The beauty of the spreadsheet is my grading system.  If I hit all of my goals for the entire week, it adds up to 100%.  Each goal has a box that gets a check if completed.  But everything is interchangeable – in other words, if I run 10 kilometers (and assuming that doesn’t kill me) one day, then that counts as much as having run 5 kilometers and written 500 words.  And so on.  So my real goal is not necessarily to check every box, but to have done enough to add up to 100% for the week.  Taken to the extreme: if I write 21,000 words in a week, I don’t have to worry about meeting any other goals.
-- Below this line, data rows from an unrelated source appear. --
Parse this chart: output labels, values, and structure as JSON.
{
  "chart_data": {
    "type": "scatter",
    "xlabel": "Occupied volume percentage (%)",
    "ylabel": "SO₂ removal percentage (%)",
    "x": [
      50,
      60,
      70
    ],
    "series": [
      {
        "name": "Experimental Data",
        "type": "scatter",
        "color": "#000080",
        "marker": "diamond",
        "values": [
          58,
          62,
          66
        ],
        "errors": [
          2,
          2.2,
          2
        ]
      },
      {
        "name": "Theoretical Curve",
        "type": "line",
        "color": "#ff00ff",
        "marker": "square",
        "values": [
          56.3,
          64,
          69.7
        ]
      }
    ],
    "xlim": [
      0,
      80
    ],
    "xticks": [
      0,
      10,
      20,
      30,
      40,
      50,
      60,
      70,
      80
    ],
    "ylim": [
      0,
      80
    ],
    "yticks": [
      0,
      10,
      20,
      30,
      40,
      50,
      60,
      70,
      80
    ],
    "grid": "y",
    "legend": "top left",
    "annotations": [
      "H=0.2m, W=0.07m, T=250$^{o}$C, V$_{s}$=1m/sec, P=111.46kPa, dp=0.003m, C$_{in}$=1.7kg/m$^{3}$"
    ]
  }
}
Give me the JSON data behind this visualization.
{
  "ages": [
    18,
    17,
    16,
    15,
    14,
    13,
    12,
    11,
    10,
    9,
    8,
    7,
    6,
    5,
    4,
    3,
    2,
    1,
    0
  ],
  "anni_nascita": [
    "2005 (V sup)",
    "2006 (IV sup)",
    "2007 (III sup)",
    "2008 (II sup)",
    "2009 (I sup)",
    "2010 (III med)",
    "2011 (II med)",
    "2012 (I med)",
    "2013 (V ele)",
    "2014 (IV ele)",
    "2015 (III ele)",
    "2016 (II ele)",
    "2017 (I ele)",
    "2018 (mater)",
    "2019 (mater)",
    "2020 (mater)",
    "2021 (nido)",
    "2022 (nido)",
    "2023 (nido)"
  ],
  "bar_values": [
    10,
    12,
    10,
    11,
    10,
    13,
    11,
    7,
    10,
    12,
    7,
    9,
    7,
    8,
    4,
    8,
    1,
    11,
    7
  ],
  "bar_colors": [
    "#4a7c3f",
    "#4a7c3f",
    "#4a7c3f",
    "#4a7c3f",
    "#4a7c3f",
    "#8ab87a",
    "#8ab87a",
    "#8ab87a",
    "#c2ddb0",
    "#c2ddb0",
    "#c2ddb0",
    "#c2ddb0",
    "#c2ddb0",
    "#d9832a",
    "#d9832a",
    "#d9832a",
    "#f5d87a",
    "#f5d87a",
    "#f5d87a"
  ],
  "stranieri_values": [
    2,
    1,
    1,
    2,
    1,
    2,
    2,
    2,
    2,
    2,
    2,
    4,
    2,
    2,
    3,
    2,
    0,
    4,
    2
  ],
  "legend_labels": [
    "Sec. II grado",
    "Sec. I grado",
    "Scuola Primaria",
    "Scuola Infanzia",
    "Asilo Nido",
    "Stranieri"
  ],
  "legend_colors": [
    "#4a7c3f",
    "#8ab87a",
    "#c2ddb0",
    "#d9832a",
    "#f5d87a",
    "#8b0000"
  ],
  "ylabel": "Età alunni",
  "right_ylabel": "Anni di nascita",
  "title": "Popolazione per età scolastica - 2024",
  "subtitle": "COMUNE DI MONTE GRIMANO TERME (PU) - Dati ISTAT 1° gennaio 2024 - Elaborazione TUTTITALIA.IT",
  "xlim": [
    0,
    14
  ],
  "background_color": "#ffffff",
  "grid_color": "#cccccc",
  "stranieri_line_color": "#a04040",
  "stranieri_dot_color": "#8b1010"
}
The qualitative resolutions are the more nebulous ones I cannot keep track of via my system.  They include a) eating as little processed food as possible, b) forcing myself to overcome my telephone anxiety by calling people more readily and more often, c) paying down my credit card debt (thanks for derailing that one last year, Auburn), d) living more mindfully, e) getting more sleep at night, f) starting the day earlier and more alertly, and g) working toward ‘goal x’ – a deep, secret goal that I promise to reveal if I ever achieve it. 

There you have it.  If you have any interesting resolutions or have contrived a wacky way of keeping track of them, give me a slap in the comments.